Coupe crossovers: they’re so hot right now. Buyers just can’t seem to get enough of their compromised cargo space and poor rear visibility. But while the body style may make little sense on ICE vehicles, EVs can actually see a range benefit from the sloped-roof design. At least, that seems to be Volkswagen’s hope — they’re testing the theory by chopping the ID.4's roof to make the ID.5.
At first glance, the idea appears to have worked. The ID.5 GTX, the top-shelf performance trim, gets 310 miles of range from its 299 horsepower dual-motor drivetrain — far more than the 260 miles offered in the longest-range ID.4. With a drag coefficient reduction of only 0.02 compared to its boxy brother, however, it’s unlikely aerodynamics get full credit for the difference.

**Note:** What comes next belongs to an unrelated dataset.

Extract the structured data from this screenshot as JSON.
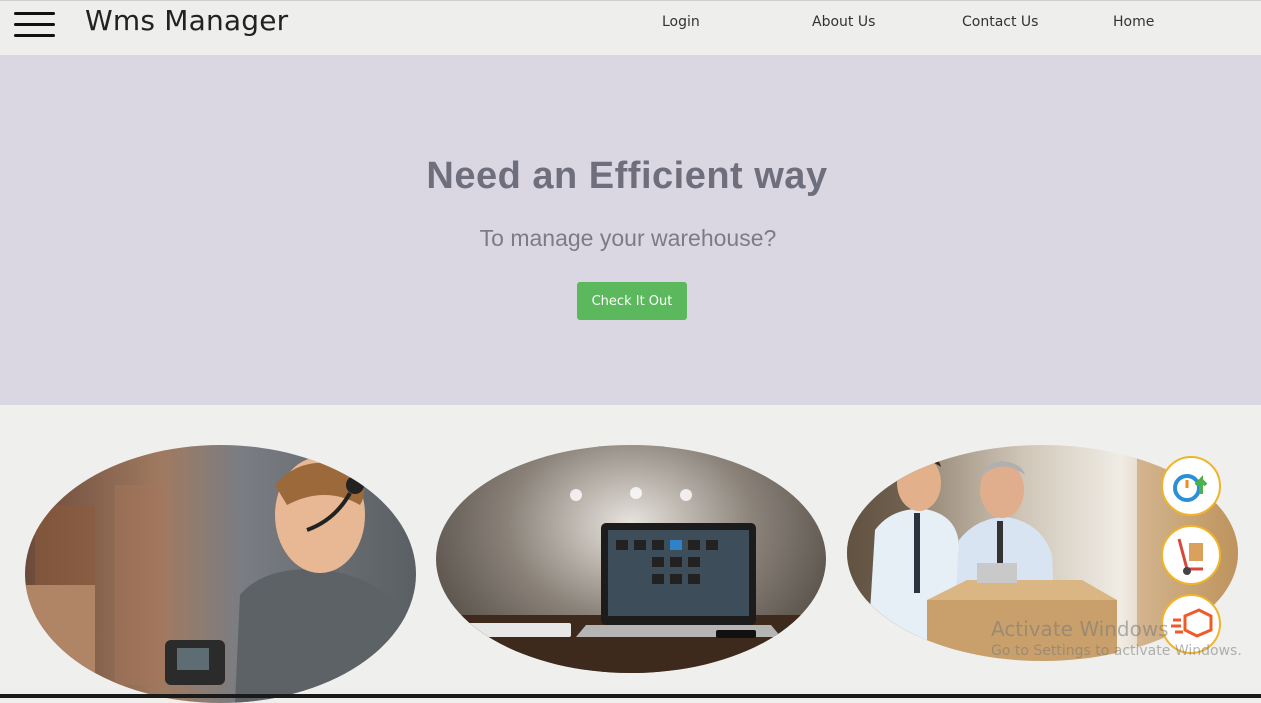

Oddly, despite the chopped roofline, Volkswagen claims an increase in cargo volume from the ID.4: 19.4 cubic feet compared to the standard SUV’s 19.2. Rear seat headroom is reduced by half an inch, but the overall body gains just over half an inch in length — not something you’re likely to notice from the inside.
To Volkswagen’s credit, they seem to have worked to mitigate the worst parts of coupe-crossovers: If storage space is comparable to the squared-off ID.4, the next big complaint of the design is rear visibility (something I couldn’t abide in the similarly-styled C40 Recharge). Judging from the press photos, VW appears to have crammed in a substantial amount of rear glass — but only time will tell if it’s enough to match the visibility of the ID.4.
The ID.5 also borrows one of the best features of the Ford F-150 Lightning: two-way charging. The crossover’s charging port not only accepts power from chargers, but can dish it back out when needed to power other devices. Volkswagen didn’t give figures on how long the ID.5 can power a full house, but assume it’s a short duration — don’t rely on it for your next big storm.
The ID.5 is more compact than the Mustang Mach E or the Model Y, but larger than Volvo’s C40 Recharge. Volkswagen hasn’t announced pricing for the ID.5, but coupe crossovers generally pull a slight premium over their boxier siblings. With the ID.4 starting at $39,995, expect the ID.5's MSRP to start with a four. That is, if we ever get it — Volkswagen’s been cagey about whether we’ll get the whole car, a few trims, or nothing at all.